In the years following the housing bubble and accompanying economic downturn, buying a home became a terrible financial decision. Recently, things are looking a lot better. In fact, home sales have been on a steady rise for the past few years in most housing markets. At the same time, mortgage interest rates are still near historic lows. So, now may be a great time to start house hunting. But what if you happen to have bad credit?
“Buying a home when you have
bad credit is more difficult,
but it is possible.”
These days, many Americans have credit scores that are worse than they were before the economic crisis hit. If you are one of them, there are options available to you that allow you to buy a home and begin building equity.
This guide has been created to help you understand the different options and how you can make them work for you:
- Work to Improve Your Credit
The type of mortgage you qualify for and the interest rate you will pay are heavily dependent on your credit score.

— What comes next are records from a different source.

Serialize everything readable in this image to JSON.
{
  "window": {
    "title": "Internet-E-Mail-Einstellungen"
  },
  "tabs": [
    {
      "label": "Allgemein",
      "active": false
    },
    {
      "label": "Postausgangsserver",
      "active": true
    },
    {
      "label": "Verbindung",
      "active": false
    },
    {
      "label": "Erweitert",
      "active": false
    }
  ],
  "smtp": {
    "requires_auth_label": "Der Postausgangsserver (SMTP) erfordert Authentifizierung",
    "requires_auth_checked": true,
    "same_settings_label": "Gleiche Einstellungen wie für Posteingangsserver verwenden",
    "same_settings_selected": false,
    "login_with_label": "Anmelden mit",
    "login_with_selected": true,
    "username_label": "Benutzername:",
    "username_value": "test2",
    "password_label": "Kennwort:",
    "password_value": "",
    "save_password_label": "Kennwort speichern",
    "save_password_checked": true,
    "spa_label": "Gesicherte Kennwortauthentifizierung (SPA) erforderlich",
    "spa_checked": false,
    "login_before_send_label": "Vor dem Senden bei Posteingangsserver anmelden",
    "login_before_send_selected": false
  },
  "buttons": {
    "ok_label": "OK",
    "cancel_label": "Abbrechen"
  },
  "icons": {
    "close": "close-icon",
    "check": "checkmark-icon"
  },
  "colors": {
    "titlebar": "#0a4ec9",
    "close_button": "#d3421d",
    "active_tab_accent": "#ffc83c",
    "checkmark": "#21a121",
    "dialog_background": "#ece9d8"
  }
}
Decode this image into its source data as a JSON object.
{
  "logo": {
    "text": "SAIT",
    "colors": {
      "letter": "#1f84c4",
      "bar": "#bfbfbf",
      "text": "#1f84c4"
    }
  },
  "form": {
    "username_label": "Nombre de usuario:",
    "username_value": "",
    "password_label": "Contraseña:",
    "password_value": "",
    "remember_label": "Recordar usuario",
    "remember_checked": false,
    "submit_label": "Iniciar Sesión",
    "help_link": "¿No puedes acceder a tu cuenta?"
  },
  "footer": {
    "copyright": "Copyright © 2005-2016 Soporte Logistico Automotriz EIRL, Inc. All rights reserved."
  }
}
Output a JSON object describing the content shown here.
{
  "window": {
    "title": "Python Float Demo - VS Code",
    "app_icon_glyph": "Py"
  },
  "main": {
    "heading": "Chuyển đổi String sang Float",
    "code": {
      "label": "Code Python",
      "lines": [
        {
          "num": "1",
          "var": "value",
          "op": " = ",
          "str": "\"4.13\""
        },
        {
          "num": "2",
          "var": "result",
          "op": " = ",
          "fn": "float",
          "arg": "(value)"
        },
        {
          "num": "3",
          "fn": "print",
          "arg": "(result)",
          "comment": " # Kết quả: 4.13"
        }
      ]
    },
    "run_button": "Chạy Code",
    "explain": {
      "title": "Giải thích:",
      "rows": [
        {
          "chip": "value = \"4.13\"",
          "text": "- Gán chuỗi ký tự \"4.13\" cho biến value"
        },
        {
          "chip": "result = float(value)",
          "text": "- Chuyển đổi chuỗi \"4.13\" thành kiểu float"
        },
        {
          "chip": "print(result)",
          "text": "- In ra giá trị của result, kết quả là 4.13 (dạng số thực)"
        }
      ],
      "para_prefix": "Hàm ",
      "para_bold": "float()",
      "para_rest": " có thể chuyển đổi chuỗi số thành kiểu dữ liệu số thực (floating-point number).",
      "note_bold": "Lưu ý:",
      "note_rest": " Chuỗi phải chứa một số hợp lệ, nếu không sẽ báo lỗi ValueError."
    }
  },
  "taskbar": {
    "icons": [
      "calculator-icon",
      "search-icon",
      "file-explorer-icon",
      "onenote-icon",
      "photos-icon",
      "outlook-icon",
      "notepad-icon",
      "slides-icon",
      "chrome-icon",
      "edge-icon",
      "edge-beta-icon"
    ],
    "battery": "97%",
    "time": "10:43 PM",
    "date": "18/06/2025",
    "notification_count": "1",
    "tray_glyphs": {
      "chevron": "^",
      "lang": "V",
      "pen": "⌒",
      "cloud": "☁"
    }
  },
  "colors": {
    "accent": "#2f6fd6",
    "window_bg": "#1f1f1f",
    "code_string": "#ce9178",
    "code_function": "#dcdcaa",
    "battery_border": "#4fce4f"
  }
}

Improving your score by even a few points can mean hundreds or even thousands of dollars saved. If you have not done so already, get a free copy of your credit report and comb through it for errors or incorrect data. Disputing any errors can raise your score almost immediately. Also, paying off one or more credit cards may improve your score.
- Government-backed Loans
Military veterans can qualify for a VA loan on most homes for sale. But even if you did not serve in the military, there are federal programs that can help you obtain a mortgage. The Federal Housing Administration [FHA] offers FHA loans for people with less than perfect credit. Many FHA loans do not have a minimum credit score requirement, and they often require a down payment of only 3.5 percent. The only exception is if your credit score has fallen below 580, the FHA loan may require up to 10 percent down in order to qualify.
- Consider a Co-Signer
Some mortgage companies will allow a co-signer to help you qualify for a home loan. Typically they will have to be relatives, such as a parent or grandparent. This can be a good option for someone who is confident they can make the payments, but otherwise would not qualify on their own credit history.
- Owner Financing
Owner financing is not very common, but it does occur. This is where the owner of a home allows you to purchase it and make payments directly to them. There are risks with a loan of this type, both for the seller and buyer. But if the deal is structured carefully, it can mean buying a home without the strict mortgage lender requirements.
- Bad Credit Mortgages
Some lenders are willing to take a chance on someone with bad credit, although not as many as in the past. Loans such as these are known as sub-prime mortgages, and are heavily scrutinized by the banking and lending regulators. If you can find a lender willing to give you a sub-prime loan, chances are that you will be paying as much as 6.25 percent over the prevailing rate. I recommend against this type of loan, and would suggest working toward improving your credit score first.
- Consider Buying a HUD Home
The U.S. Department of Housing and Urban Development [HUD] sells homes that have been foreclosed on by the FHA. They often require lower down payments and a lower minimum credit score to qualify. There are also special discount programs for certain occupations and geographic locations.
Having bad credit is not an easy situation to deal with. It is worth every effort that you can make to try to raise your score. When it comes to the interest rate on a mortgage, even a few points in your favor can mean thousands of dollars saved. You will be glad you made the effort to raise your score!